What Is a Geomagnetic Storm?

Geomagnetic storms are significant disturbances in the Earth's magnetic field caused by changes in the solar wind—a stream of energized, charged particles that flow out of the sun—and the interplanetary magnetic field.

Variations in the solar wind can affect the nature of the Earth's magnetic field, resulting in geomagnetic storms that can last anywhere from hours to days.

The solar wind interacting with Earth
Stock image: An artist's illustration of solar interacting with the Earth's magnetic field. Geomagnetic storms are major disturbances in the Earth’s magnetic field caused by changes in the solar wind. iStock

These storms are often caused by coronal mass ejections (CME)—large expulsions of plasma (the fourth fundamental state of matter) and magnetic field from the outermost part of the sun's atmosphere, called the corona.

High-speed streams of solar wind can also result in geomagnetic storms, although these events tend to be less intense than those associated with CMEs.

What Are the Effects of a Geomagnetic Storm?

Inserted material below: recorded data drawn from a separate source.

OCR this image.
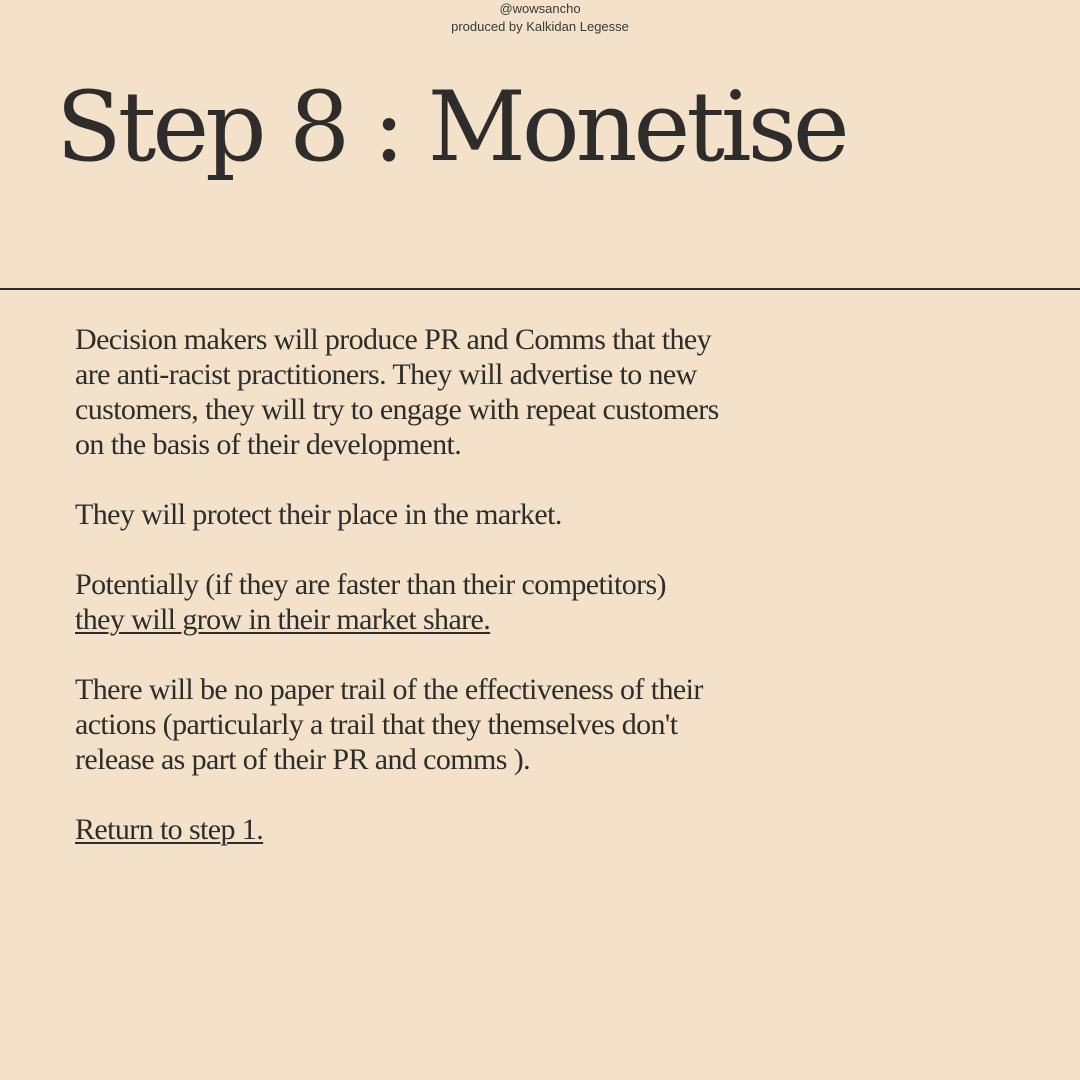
@wowsancho
produced by Kalkidan Legesse
Step 8 : Monetise

Decision makers will produce PR and Comms that they are anti-racist practitioners. They will advertise to new customers, they will try to engage with repeat customers on the basis of their development.

They will protect their place in the market.

Potentially (if they are faster than their competitors)
they will grow in their market share.

There will be no paper trail of the effectiveness of their actions (particularly a trail that they themselves don't release as part of their PR and comms ).

Return to step 1.
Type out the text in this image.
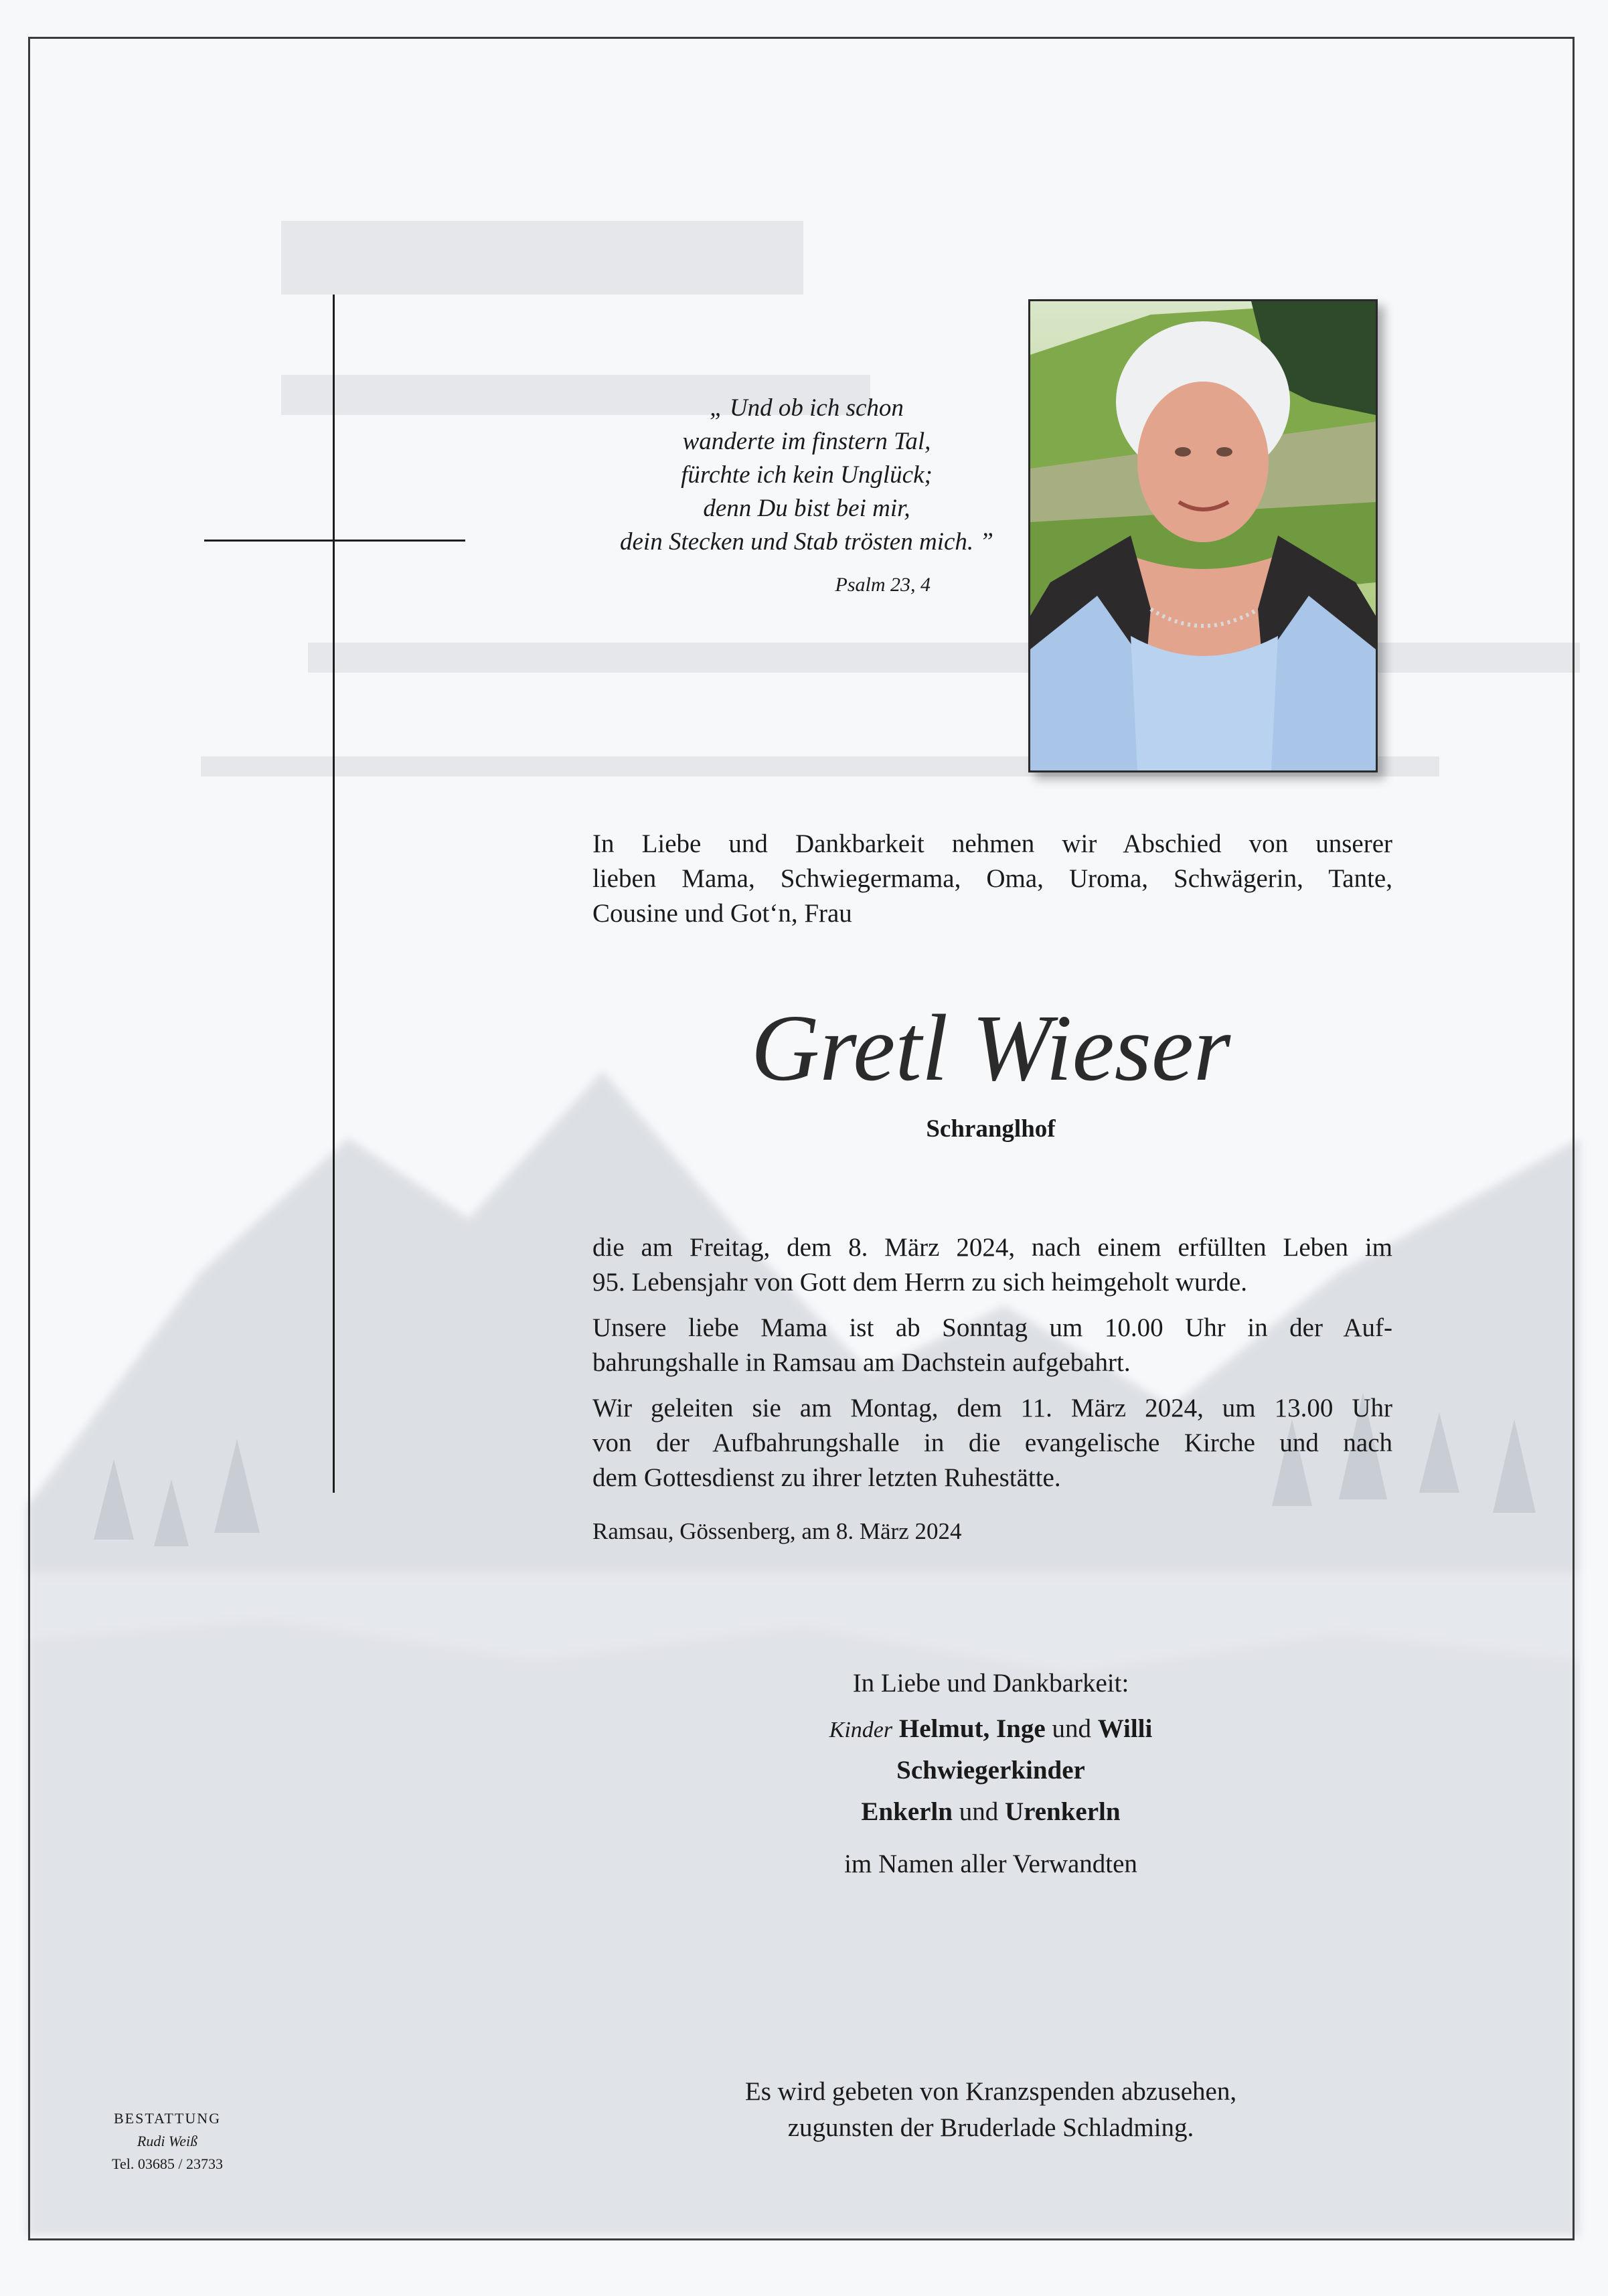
„ Und ob ich schon
wanderte im finstern Tal,
fürchte ich kein Unglück;
denn Du bist bei mir,
dein Stecken und Stab trösten mich. ”
Psalm 23, 4
In Liebe und Dankbarkeit nehmen wir Abschied von unserer
lieben Mama, Schwiegermama, Oma, Uroma, Schwägerin, Tante,
Cousine und Got‘n, Frau
Gretl Wieser
Schranglhof
die am Freitag, dem 8. März 2024, nach einem erfüllten Leben im
95. Lebensjahr von Gott dem Herrn zu sich heimgeholt wurde.
Unsere liebe Mama ist ab Sonntag um 10.00 Uhr in der Auf-
bahrungshalle in Ramsau am Dachstein aufgebahrt.
Wir geleiten sie am Montag, dem 11. März 2024, um 13.00 Uhr
von der Aufbahrungshalle in die evangelische Kirche und nach
dem Gottesdienst zu ihrer letzten Ruhestätte.
Ramsau, Gössenberg, am 8. März 2024
In Liebe und Dankbarkeit:
Kinder Helmut, Inge und Willi
Schwiegerkinder
Enkerln und Urenkerln
im Namen aller Verwandten
Es wird gebeten von Kranzspenden abzusehen,
zugunsten der Bruderlade Schladming.
BESTATTUNG
Rudi Weiß
Tel. 03685 / 23733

Geomagnetic storms heat and distort the ionosphere—part of the Earth's upper atmosphere beginning at around 50 miles above sea level. This can cause interference with long-range radio communication as well as global-positioning systems (GPS).

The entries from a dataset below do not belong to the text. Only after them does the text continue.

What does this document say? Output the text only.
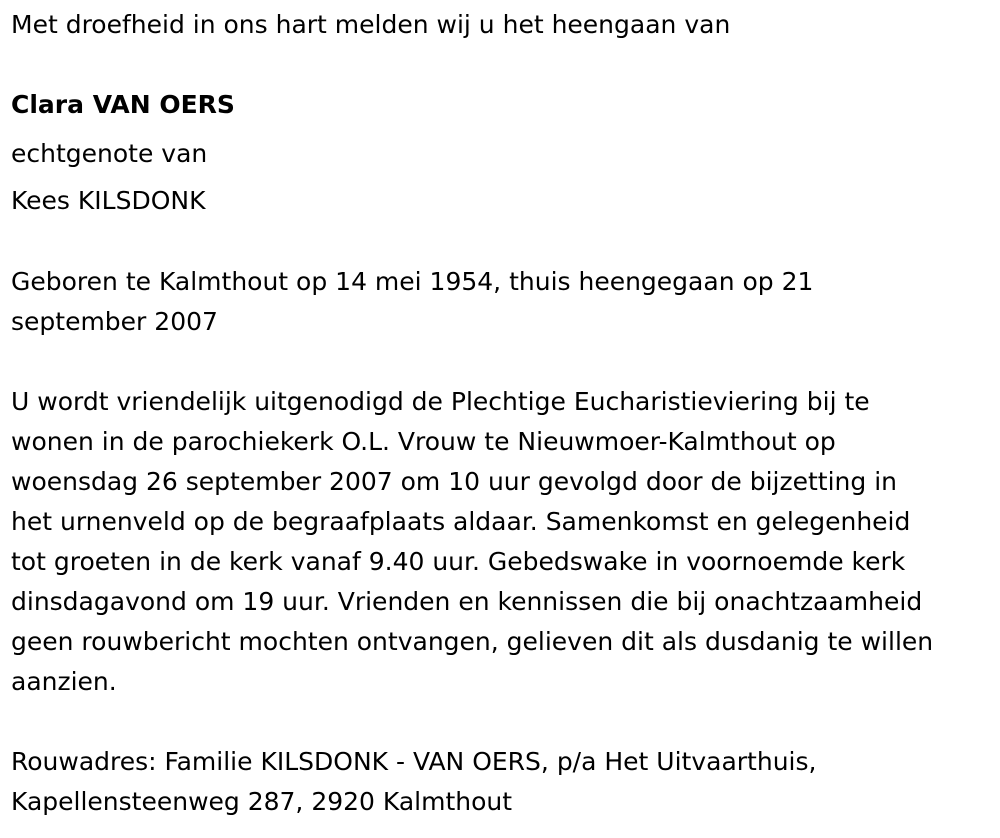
Met droefheid in ons hart melden wij u het heengaan van

Clara VAN OERS

echtgenote van

Kees KILSDONK

Geboren te Kalmthout op 14 mei 1954, thuis heengegaan op 21
september 2007

U wordt vriendelijk uitgenodigd de Plechtige Eucharistieviering bij te
wonen in de parochiekerk O.L. Vrouw te Nieuwmoer-Kalmthout op
woensdag 26 september 2007 om 10 uur gevolgd door de bijzetting in
het urnenveld op de begraafplaats aldaar. Samenkomst en gelegenheid
tot groeten in de kerk vanaf 9.40 uur. Gebedswake in voornoemde kerk
dinsdagavond om 19 uur. Vrienden en kennissen die bij onachtzaamheid
geen rouwbericht mochten ontvangen, gelieven dit als dusdanig te willen
aanzien.

Rouwadres: Familie KILSDONK - VAN OERS, p/a Het Uitvaarthuis,
Kapellensteenweg 287, 2920 Kalmthout
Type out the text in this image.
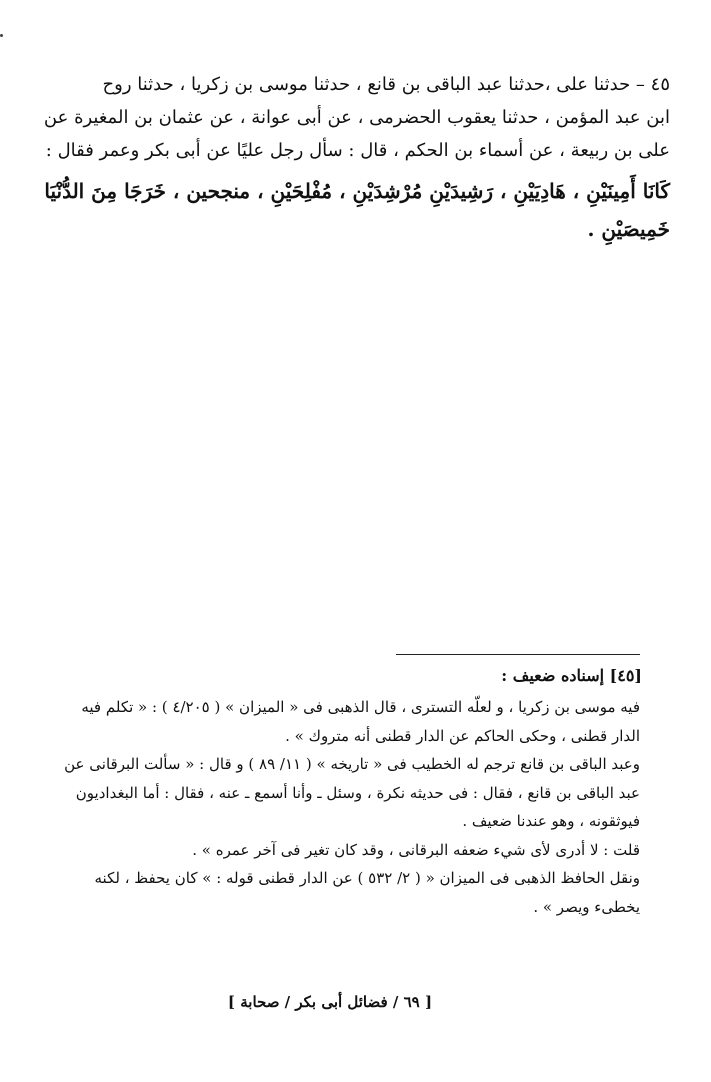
٤٥ – حدثنا على ،حدثنا عبد الباقى بن قانع ، حدثنا موسى بن زكريا ، حدثنا روح

ابن عبد المؤمن ، حدثنا يعقوب الحضرمى ، عن أبى عوانة ، عن عثمان بن المغيرة عن

على بن ربيعة ، عن أسماء بن الحكم ، قال : سأل رجل عليًا عن أبى بكر وعمر فقال :

كَانَا أَمِينَيْنِ ، هَادِيَيْنِ ، رَشِيدَيْنِ مُرْشِدَيْنِ ، مُفْلِحَيْنِ ، منجحين ، خَرَجَا مِنَ الدُّنْيَا

خَمِيصَيْنِ .

[٤٥] إسناده ضعيف :

فيه موسى بن زكريا ، و لعلّه التسترى ، قال الذهبى فى « الميزان » ( ٤/٢٠٥ ) : « تكلم فيه

الدار قطنى ، وحكى الحاكم عن الدار قطنى أنه متروك » .

وعبد الباقى بن قانع ترجم له الخطيب فى « تاريخه » ( ١١/ ٨٩ ) و قال : « سألت البرقانى عن

عبد الباقى بن قانع ، فقال : فى حديثه نكرة ، وسئل ـ وأنا أسمع ـ عنه ، فقال : أما البغداديون

فيوثقونه ، وهو عندنا ضعيف .

قلت : لا أدرى لأى شيء ضعفه البرقانى ، وقد كان تغير فى آخر عمره » .

ونقل الحافظ الذهبى فى الميزان « ( ٢/ ٥٣٢ ) عن الدار قطنى قوله : » كان يحفظ ، لكنه

يخطىء ويصر » .

[ ٦٩ / فضائل أبى بكر / صحابة ]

These storms can also damage satellite electronics. And on the ground, these events can result in power grid surges, which can lead to blackouts.

What Is a G5 storm?

The National Oceanic Administration (NOAA) has created a measurement system to grade geomagnetic storms and their potential effects ranging from G1 (minor) to G5 (extreme).

"Essentially, think of it as a scale for how strong the storm is likely to be," Piyush Mehta, an assistant professor of mechanical and aerospace engineering at West Virginia University, told Newsweek.

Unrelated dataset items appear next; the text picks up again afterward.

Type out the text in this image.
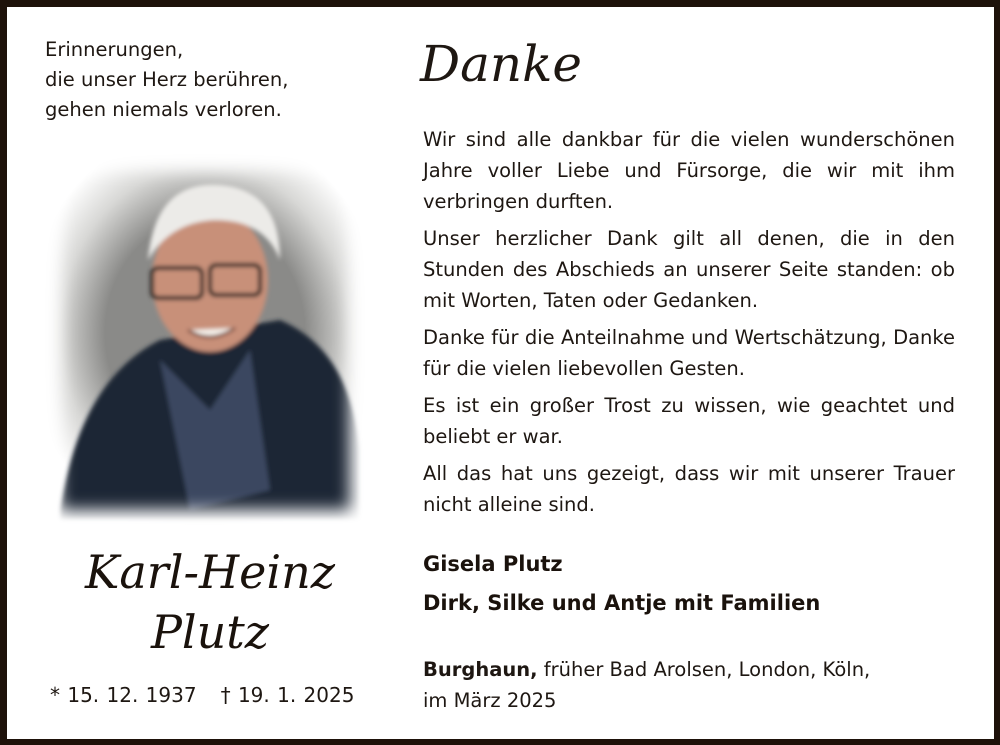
Erinnerungen,
die unser Herz berühren,
gehen niemals verloren.
Karl-Heinz
Plutz
* 15. 12. 1937 † 19. 1. 2025
Danke

Wir sind alle dankbar für die vielen wunderschönen Jahre voller Liebe und Fürsorge, die wir mit ihm verbringen durften.

Unser herzlicher Dank gilt all denen, die in den Stunden des Abschieds an unserer Seite standen: ob mit Worten, Taten oder Gedanken.

Danke für die Anteilnahme und Wertschätzung, Danke für die vielen liebevollen Gesten.

Es ist ein großer Trost zu wissen, wie geachtet und beliebt er war.

All das hat uns gezeigt, dass wir mit unserer Trauer nicht alleine sind.

Gisela Plutz
Dirk, Silke und Antje mit Familien
Burghaun, früher Bad Arolsen, London, Köln,
im März 2025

"G5 is likely going to impact anything and everything we know about what space weather impacts currently," he said.

While minor geomagnetic storms are likely to have very little effect on the Earth, one that is classified as G5 could produce potentially devastating impacts.

For example, some power grid systems could completely collapse causing widespread outages. Meanwhile, satellite navigation systems might experience difficulties for days. In addition, aurorae might be visible from regions as far south as Florida and southern Texas, according to the NOAA.

Thankfully, G5 storms are rare, but when they do occur, they have the potential to cause serious damage. The strongest geomagnetic storm on record was the Carrington Event of 1859, which led to the failure of telegraph systems around the world, even sparking fires in some telegraph stations.

Aurora Borealis in Iceland
Stock image: Aurora Borealis in the night sky above Iceland. Geomagnetic storms can trigger an aurora in places the phenomenon is not normally seen.

"When it happened, we didn't really have a lot of technology infrastructure," Mehta said. "We only had telegraph lines and things like that, we didn't have power lines. So, it is estimated that a repeat of a Carrington Event today could cause damage worth $2 trillion."

"There are different models that have been developed to predict how likely or how often such events are likely to occur," he said. "And most of the models suggest that a Carrington-type event will likely occur every few hundred years. Nobody really knows exactly when it's going to happen. So, it is better to be prepared and improve our ability to predict when it's going to happen."

According to Mehta, there is also the possibility that storms stronger than the Carrington Event could occur one day.

"There is always the unknown. We just don't know how strong the storm can actually get," he said.

While predicting when a geomagnetic storm will occur is difficult, they are more likely to occur close to a solar maximum—a period in the sun's 11-year cycle when it is particularly active.